I have lived in the UK for over 12 years. For the last two years, I have been discussing and speaking with people in London, Manchester, and other areas of England about the reasons why many people voted to leave the European Union.
Mr Khan suggests that it is the feeling of past glories of Britain that resulted in Brexit. Mr Khan says “It’s no coincidence then, as one Guardian editor rightly pointed out, that so many Brexiteers have misty-eyed memories of ex-colonies.”
If that were true, how would one explain why large numbers of South Asians living in Britain, including many Pakistanis in London and elsewhere, voted to Leave the EU. If Leave was down to the “misty-eyed memories of ex-colonies” why would prominent, anti-imperialist intellectuals like Tariq Ali support the Leave vote. To reduce the Leave vote to “misty-eyed memories of ex-colonies” reduces the reasons for which people voted Leave.
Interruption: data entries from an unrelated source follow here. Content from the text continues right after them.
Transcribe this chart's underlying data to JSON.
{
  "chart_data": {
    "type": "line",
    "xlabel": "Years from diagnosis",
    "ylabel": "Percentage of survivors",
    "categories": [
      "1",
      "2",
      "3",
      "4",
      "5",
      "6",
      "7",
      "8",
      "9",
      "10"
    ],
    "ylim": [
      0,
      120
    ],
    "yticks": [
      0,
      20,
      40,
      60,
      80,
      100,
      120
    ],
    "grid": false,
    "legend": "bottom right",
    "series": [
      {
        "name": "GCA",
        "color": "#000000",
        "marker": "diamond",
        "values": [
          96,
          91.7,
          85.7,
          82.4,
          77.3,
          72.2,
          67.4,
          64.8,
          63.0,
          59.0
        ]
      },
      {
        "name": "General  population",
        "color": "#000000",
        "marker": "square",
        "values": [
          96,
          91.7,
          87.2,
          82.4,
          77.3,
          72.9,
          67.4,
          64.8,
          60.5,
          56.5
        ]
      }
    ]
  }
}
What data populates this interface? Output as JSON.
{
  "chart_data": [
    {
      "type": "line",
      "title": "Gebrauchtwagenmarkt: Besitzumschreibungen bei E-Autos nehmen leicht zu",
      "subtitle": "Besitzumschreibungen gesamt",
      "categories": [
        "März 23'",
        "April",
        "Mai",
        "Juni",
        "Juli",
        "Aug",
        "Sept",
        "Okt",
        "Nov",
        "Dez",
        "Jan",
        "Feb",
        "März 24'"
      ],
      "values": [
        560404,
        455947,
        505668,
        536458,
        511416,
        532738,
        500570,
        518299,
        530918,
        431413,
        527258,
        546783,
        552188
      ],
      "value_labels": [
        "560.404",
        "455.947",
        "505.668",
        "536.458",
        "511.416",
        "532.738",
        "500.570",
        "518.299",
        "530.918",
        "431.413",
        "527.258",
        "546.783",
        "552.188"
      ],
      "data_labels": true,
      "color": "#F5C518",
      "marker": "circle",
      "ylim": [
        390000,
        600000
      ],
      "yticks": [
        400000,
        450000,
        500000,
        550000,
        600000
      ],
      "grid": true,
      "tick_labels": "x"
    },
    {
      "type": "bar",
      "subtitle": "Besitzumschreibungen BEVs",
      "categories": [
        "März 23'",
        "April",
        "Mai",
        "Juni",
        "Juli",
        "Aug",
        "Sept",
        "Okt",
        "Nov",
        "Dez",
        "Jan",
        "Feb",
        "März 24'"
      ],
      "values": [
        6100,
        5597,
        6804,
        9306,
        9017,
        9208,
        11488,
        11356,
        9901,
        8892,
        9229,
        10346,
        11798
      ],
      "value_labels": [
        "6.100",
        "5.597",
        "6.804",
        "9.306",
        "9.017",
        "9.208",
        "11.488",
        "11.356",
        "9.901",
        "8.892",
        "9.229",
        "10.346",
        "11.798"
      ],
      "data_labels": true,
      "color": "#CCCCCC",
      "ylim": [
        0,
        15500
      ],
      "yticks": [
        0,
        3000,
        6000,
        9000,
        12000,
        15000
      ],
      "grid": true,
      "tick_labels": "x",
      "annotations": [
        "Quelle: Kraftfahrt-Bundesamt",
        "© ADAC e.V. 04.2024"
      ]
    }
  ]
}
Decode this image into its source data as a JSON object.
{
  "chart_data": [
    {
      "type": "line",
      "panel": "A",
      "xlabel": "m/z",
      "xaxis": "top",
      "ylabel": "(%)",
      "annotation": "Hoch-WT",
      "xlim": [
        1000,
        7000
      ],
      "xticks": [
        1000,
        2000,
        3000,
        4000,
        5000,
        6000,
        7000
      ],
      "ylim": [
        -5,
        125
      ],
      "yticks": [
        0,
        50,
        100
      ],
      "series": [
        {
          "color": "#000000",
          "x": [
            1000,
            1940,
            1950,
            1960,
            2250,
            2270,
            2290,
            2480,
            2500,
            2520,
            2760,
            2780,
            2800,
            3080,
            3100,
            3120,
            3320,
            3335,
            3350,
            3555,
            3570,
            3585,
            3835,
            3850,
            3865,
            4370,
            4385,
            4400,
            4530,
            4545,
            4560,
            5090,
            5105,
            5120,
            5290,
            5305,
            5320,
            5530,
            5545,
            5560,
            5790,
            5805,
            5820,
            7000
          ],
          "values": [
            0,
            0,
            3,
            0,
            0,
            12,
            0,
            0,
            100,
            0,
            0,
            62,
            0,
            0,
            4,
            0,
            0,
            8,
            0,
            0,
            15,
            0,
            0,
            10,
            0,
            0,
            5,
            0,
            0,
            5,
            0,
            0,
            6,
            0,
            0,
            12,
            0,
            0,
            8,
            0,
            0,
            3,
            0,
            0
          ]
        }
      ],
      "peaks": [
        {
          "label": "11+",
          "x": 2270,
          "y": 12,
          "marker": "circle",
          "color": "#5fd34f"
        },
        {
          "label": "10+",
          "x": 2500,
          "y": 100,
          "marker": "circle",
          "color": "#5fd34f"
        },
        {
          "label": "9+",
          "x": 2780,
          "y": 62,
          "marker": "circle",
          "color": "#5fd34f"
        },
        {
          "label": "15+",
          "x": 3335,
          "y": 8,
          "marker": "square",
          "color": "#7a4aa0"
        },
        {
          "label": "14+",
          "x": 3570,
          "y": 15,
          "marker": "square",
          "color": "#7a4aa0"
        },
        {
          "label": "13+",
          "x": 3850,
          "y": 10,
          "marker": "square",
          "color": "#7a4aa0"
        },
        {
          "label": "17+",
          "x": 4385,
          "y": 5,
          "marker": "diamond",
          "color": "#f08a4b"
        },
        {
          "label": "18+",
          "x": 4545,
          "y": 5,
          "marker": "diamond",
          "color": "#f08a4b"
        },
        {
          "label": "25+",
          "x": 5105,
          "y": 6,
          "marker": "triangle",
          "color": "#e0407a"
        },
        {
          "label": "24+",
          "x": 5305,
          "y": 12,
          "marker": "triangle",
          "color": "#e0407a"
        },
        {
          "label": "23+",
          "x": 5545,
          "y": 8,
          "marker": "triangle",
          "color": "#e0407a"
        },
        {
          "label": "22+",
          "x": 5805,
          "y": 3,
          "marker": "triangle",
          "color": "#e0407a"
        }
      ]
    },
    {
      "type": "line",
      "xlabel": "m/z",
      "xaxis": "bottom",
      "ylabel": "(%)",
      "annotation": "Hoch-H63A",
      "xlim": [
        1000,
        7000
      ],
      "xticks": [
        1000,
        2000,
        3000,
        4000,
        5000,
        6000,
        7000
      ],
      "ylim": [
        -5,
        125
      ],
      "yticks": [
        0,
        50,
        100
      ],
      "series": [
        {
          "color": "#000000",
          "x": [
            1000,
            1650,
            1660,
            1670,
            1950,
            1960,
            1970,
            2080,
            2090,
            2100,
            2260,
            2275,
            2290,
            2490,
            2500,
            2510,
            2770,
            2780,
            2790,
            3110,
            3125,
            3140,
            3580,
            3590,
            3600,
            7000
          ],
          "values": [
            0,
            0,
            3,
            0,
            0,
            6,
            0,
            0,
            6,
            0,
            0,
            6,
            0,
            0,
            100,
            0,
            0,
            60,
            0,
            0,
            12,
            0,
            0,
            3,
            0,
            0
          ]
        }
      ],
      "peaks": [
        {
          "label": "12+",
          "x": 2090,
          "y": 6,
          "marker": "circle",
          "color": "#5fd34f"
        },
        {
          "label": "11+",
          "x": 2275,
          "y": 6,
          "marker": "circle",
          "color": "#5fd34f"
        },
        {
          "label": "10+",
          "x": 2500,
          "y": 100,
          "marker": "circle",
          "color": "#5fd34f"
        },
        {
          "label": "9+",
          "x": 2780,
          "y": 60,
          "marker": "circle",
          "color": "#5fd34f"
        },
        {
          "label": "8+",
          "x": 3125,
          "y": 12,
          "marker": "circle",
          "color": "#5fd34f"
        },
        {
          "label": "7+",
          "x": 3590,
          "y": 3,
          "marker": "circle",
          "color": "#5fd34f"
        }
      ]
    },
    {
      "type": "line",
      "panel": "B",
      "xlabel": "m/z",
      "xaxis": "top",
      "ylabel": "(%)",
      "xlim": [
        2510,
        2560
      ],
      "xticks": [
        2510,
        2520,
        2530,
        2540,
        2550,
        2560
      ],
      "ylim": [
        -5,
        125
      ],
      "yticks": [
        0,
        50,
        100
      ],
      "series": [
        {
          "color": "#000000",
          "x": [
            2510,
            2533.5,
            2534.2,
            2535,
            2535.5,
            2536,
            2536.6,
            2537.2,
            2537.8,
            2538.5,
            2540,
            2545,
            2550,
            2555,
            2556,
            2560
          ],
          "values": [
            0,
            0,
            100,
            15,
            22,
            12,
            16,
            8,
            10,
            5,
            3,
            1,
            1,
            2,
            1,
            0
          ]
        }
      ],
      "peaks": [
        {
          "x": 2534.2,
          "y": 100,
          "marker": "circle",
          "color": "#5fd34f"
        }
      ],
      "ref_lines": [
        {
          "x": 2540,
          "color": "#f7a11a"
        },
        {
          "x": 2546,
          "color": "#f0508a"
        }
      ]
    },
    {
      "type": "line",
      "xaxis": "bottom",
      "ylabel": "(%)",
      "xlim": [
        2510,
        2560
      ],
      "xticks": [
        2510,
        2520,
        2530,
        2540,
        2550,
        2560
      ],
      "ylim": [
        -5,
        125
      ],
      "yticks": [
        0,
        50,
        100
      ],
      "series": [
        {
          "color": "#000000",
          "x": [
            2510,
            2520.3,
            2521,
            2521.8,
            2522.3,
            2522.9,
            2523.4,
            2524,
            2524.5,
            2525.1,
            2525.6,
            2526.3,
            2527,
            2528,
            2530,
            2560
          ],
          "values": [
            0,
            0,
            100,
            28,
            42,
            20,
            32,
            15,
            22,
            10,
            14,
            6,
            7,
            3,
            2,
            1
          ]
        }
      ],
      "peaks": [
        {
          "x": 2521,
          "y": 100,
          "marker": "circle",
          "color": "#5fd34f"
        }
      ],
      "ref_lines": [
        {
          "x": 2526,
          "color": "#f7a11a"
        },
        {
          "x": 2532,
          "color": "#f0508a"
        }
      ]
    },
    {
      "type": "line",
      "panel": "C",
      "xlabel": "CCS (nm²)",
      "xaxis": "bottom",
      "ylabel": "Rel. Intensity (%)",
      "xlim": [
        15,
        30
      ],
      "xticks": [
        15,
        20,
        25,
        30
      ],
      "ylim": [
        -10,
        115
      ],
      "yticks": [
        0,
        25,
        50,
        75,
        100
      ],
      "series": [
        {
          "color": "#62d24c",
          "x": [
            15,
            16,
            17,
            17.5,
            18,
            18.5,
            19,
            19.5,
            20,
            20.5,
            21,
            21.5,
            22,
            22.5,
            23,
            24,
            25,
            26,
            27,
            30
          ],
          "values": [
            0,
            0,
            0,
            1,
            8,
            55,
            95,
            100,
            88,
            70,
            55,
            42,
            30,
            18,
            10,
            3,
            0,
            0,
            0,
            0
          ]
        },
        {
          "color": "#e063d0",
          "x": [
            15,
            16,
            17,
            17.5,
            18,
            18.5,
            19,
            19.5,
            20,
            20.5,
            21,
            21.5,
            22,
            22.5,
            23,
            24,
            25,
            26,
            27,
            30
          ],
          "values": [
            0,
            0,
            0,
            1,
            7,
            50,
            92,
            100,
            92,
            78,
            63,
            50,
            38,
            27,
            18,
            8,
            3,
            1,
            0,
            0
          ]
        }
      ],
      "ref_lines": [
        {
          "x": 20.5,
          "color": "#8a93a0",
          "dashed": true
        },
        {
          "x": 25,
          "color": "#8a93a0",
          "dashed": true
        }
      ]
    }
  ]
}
In the referendum, I voted to Remain in the EU. However, I understand why many people, including many South Asians, around me voted Leave. It is not simply because of past glories but due to rising inequality that swamps many in England and Britain. The economic policies of the last three decades have produced uneven distributional results. Working class people in the UK have gained nothing from globalisation. This is well-documented by Branko Milanovic, author of Global Inequality. It is therefore incorrect, even unfair, when Mr Khan suggests in the article that “Britain may still see sense of course, and stick to the EU”. For many people, leaving the EU made sense. Those in position of privilege should try to understand, not undermine, resentment of those left behind by the economic policies of the last three decades.